Viene da chiedersi: perché la definizione di mercati di frontiera e non mercati emergenti? Si tratta di un sinonimo oppure ci sono delle differenze?
I mercati di frontiera sono i fratellini più piccoli dei mercati emergenti, ovvero quei mercati che sono in fase espansiva ma ancora a livello iniziale ed hanno quindi, indici di capitalizzazione e presenza di capitali stranieri decisamente più bassi.
Sono quei mercati che, nel giro di qualche anno, aspirano a diventare emergenti.
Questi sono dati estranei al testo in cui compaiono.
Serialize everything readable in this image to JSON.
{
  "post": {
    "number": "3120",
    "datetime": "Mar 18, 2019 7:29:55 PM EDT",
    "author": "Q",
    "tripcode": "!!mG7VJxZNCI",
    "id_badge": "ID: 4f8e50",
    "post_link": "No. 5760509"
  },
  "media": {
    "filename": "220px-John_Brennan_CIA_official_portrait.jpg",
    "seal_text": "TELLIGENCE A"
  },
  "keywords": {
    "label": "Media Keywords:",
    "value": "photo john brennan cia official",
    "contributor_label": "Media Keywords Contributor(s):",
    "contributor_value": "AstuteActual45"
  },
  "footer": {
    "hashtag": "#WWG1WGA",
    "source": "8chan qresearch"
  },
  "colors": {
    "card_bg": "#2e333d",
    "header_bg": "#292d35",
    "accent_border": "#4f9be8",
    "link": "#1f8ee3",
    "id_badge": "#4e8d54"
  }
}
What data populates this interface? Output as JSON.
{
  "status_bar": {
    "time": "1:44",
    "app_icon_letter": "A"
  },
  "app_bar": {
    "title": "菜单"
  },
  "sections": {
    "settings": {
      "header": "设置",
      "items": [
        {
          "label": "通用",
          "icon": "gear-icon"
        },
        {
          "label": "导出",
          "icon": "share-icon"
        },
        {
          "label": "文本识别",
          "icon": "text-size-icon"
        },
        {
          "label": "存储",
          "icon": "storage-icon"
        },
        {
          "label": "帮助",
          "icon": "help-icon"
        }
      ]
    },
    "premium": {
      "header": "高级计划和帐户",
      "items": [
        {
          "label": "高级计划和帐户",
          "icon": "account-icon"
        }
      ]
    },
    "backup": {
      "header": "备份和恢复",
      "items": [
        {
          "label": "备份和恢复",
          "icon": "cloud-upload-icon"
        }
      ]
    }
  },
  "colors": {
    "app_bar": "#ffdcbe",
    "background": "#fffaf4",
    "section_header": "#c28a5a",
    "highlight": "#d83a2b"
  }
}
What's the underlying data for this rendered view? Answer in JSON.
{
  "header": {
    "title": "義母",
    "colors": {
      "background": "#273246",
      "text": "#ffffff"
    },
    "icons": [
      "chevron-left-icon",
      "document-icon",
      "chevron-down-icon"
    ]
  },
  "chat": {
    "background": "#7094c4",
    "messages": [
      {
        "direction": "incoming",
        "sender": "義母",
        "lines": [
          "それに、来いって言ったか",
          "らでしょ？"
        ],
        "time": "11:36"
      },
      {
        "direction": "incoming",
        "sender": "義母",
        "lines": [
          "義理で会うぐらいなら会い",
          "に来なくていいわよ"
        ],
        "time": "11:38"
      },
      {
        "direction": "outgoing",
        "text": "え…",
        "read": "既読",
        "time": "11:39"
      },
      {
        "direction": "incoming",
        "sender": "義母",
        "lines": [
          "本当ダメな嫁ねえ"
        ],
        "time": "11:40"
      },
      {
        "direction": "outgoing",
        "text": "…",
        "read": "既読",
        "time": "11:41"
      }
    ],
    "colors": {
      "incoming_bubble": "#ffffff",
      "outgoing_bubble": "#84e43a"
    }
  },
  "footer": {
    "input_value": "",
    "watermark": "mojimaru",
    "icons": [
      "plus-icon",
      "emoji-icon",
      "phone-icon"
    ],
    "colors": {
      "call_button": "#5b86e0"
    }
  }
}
Mercati di frontiera: come investire?
Negli ultimi dieci anni, le borse dei mercati di frontiera, hanno offerto ai propri investitori un rendimento medio intorno al 6,5% annuo (in euro).
Ovvio che la cosa faccia gola ed abbia attirato l’attenzione di un numero via via sempre maggiore di risparmiatori interessati. Per chi volesse avvicinarsi a questa tipologia di investimenti, le difficoltà maggiori stanno nell’individuare la composizione degli strumenti finanziari ad essi dedicati.
Problematiche riscontrate dagli stessi gestori in quanto i benchmark, ovvero i parametri di riferimento, cambiano con una rapidità molto elevata.
Capita infatti che nel giro di qualche anno, Paesi che facevano parte dei mercati di frontiera vengano “promossi” nella categoria di quelli emergenti.
Ecco che quindi, se non si segue attentamente la dinamica e l’evoluzione del settore, il rischio è quello di pensare di investire in certi mercati mentre in realtà, il fondo o lo strumento finanziario che si è scelto, ha cambiato (per necessità o per volontà) politica e composizione del proprio portafoglio.
Ad esempio, in una fase come quella attuale, alcuni Paesi del Medioriente, le cui divise sono ancorate al dollaro americano, potrebbero beneficiare enormemente del super biglietto verde.
Come evidenziato quindi, le opportunità ci sono; il problema è riuscire a coglierle in modo trasparente e consapevole. In ogni caso, occhi ben aperti e vigili: difficile, non significa impossibile.